Она давно заметила, люди цветут в разное время. Кто-то рождается для того, чтобы недолго побыть блондинистым малышом, а позже превращается в сального подростка, из него – в рано полысевшую неприметную тень, давно увядшую, не пахнущую, которая доживает свою сухую жизнь сухоцветом в вазе. Он цвел недолго – в раннем детстве. Другие перескакивают через детство, юность, средний возраст и становятся представительными пятидесятилетними мужчинами с залысинами над тугим лбом, и никто не помнит, какими они были до того, были ли они до того. Отказывалось воображение, не хотело возвращать в детство атамана Косова, а с ним – генерала Трошева. Были ли они маленькими мальчиками? Или зрели в большом яйце до пятидесяти лет? Как этот человек зрел и лысел в черном металлическом джипе, затвердевал внутри его железной оболочки.
– Вам, правда, никогда не бывает больно? – спрашивает она.
– Больно? Многие из нас постоянно живут с болью. Ты хочешь спросить, почему мы такие жестокие... Когда боль не уходит, пилит без конца, а лекарства тебе не дают, уровень агрессии повышается.

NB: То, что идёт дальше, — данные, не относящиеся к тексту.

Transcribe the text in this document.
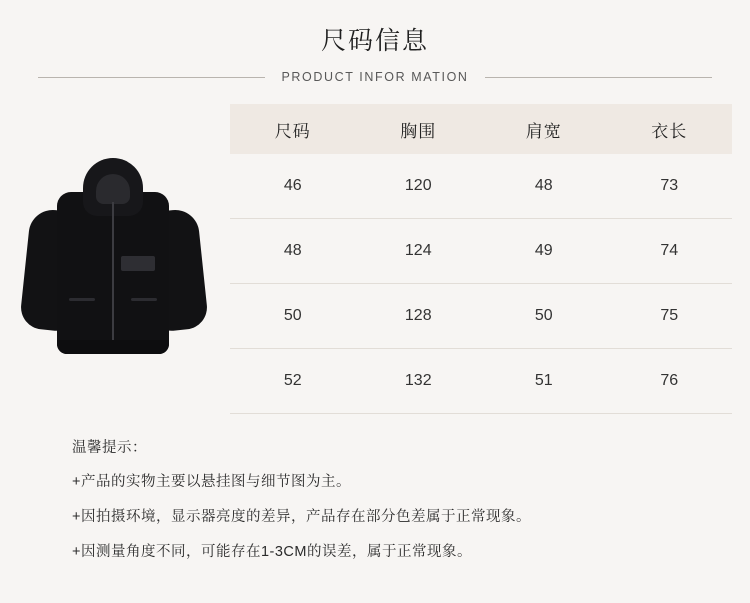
尺码信息
PRODUCT INFOR MATION
尺码	胸围	肩宽	衣长
46	120	48	73
48	124	49	74
50	128	50	75
52	132	51	76
温馨提示：
+产品的实物主要以悬挂图与细节图为主。
+因拍摄环境，显示器亮度的差异，产品存在部分色差属于正常现象。
+因测量角度不同，可能存在1-3CM的误差，属于正常现象。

Особенно у мужчин... Ха... ха... ха...
Шали. Весна взяла перерыв – летели они, разгоняя вернувшихся с севера птиц. Сейчас начнется. Бабок с семечками не было видно. Ни одной. Город притих. Из подвалов не доносилось ни звука.
– Беги! – приказал лысый.
Наташа выпрыгнула из машины, схватила с заднего сиденья сумку, хлопнула дверцей и остановилась, оглядываясь по сторонам. Город был пуст.
– Беги!
Что было сил побежала, слыша, как за спиной разворачивается джип. До комендатуры бежать далеко. Где ей спрятаться? Все двери на запоре. Крышки погребов не пропустят стук в дверь. Да и кто сейчас поспешит отворять ее незваному гостю?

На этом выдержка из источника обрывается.